New York-listed Zhihu operates China’s largest question and answer online community


The action against Zhihu came about a week after internet watchdog the Cyberspace Administration of China (CAC) fined local microblogging platform operator Weibo 3 million yuan (US$470,346) for repeatedly allowing the publication of “information forbidden by law and regulations”.

That followed the Ministry of Industry and Information Technology’s order to remove Douban, China’s best-known ratings platform for books and films, and 105 other smartphone apps from the country’s app stores as part of the government’s latest crackdown on data violations. Douban, which was earlier fined 1.5 million yuan for publishing “illegal” information, last week resumed the comment function on its website after suspending it earlier this month.

The series of actions was the result of tightened internet regulation and the platforms’ failure to moderate their content in line with efforts to clean up the country’s online environment, according to Wang Sixin, a law professor at Beijing’s Communication University of China.

In September, the Communist Party and State Council released internally a set of guidelines for building a “cyberspace civilisation”. It urges all levels of government to bring ideology, culture, moral standards and online behaviour under control, according to a summary published by state-run news outlet Xinhua.

Meanwhile, Tiexue – China’s top military online fan community – has announced that it will shut down operations in March next year.

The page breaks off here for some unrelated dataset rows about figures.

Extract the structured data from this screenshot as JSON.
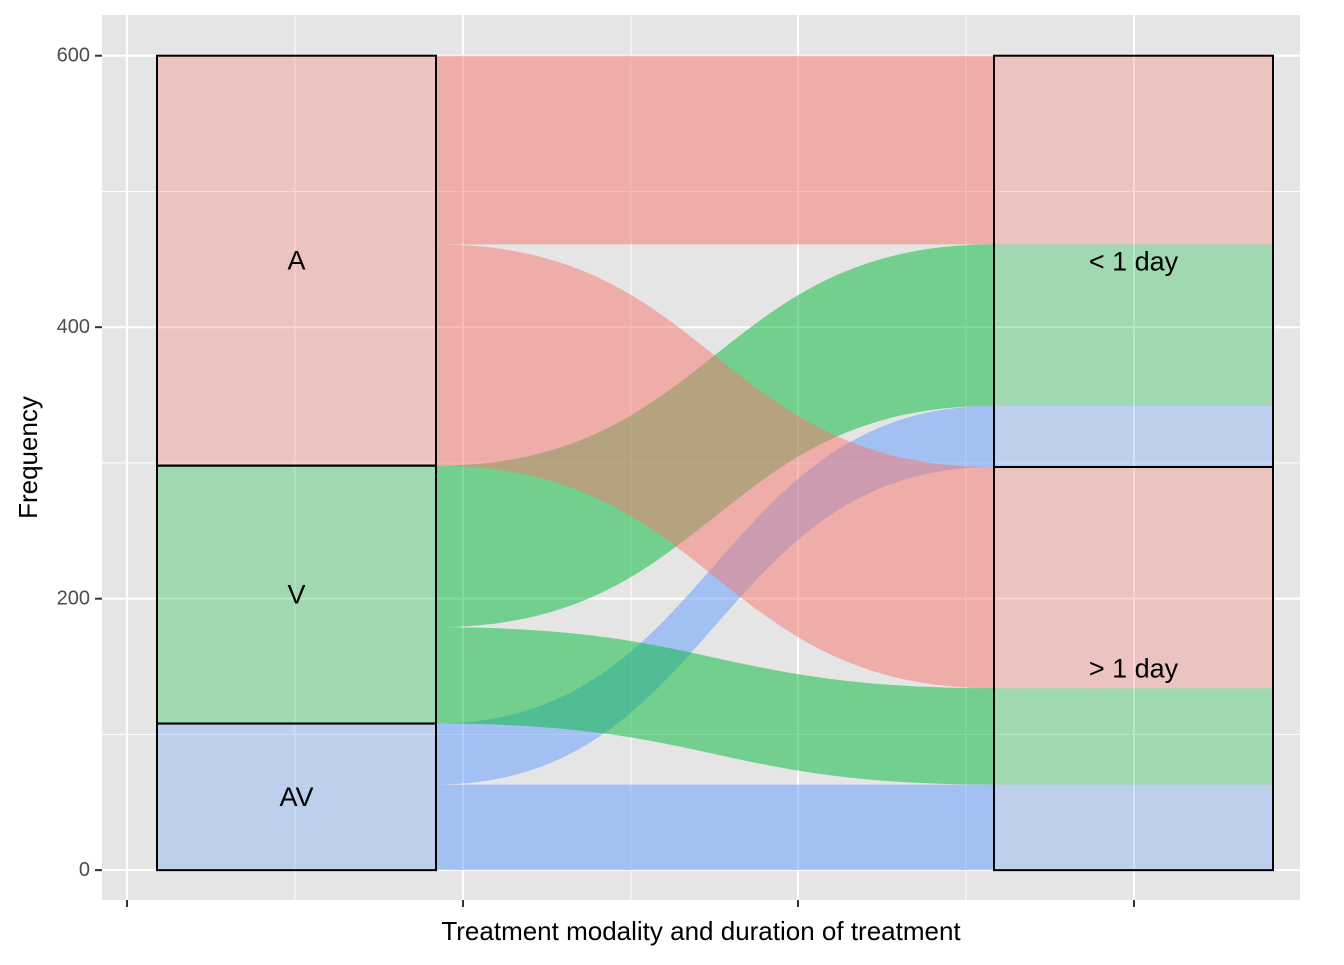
{
  "chart_data": {
    "type": "alluvial",
    "xlabel": "Treatment modality and duration of treatment",
    "ylabel": "Frequency",
    "ylim": [
      -22,
      630
    ],
    "y_ticks": [
      0,
      200,
      400,
      600
    ],
    "grid": true,
    "axes": [
      {
        "strata": [
          {
            "label": "A",
            "value": 302
          },
          {
            "label": "V",
            "value": 190
          },
          {
            "label": "AV",
            "value": 108
          }
        ]
      },
      {
        "strata": [
          {
            "label": "> 1 day",
            "value": 297
          },
          {
            "label": "< 1 day",
            "value": 303
          }
        ]
      }
    ],
    "flows": [
      {
        "from": "A",
        "to": "< 1 day",
        "value": 139
      },
      {
        "from": "A",
        "to": "> 1 day",
        "value": 163
      },
      {
        "from": "V",
        "to": "< 1 day",
        "value": 119
      },
      {
        "from": "V",
        "to": "> 1 day",
        "value": 71
      },
      {
        "from": "AV",
        "to": "< 1 day",
        "value": 45
      },
      {
        "from": "AV",
        "to": "> 1 day",
        "value": 63
      }
    ],
    "stack_order_bottom_to_top": {
      "axis1": [
        "AV",
        "V",
        "A"
      ],
      "axis2_groups": [
        "> 1 day",
        "< 1 day"
      ],
      "within_axis2_group": [
        "AV",
        "V",
        "A"
      ]
    },
    "colors": {
      "A": "#F8766D",
      "V": "#00BA38",
      "AV": "#619CFF",
      "panel_bg": "#E5E5E5",
      "grid": "#FFFFFF"
    }
  }
}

The 20-year-old platform said in a statement that it had failed to “keep up with the times” in the mobile internet sector, which suggested that it was closing because of operational factors instead of regulatory pressure.

Tiexue, which means “iron blood” in Mandarin, posted a profit of 9.7 million yuan in the first half of this year, up from a 12.1 million yuan loss in the same period last year, according to the financial records of holding company Beijing Tiexue Technology.

While Tiexue is popular with millions of junmi or fans of the Chinese military, domestic censors are sensitive to online discussions about matters related to the country’s defence and history. In 2015, the CAC shut down eight military-themed websites, which were found to have spread rumours, hosted sensational articles and contained pornographic advertisements.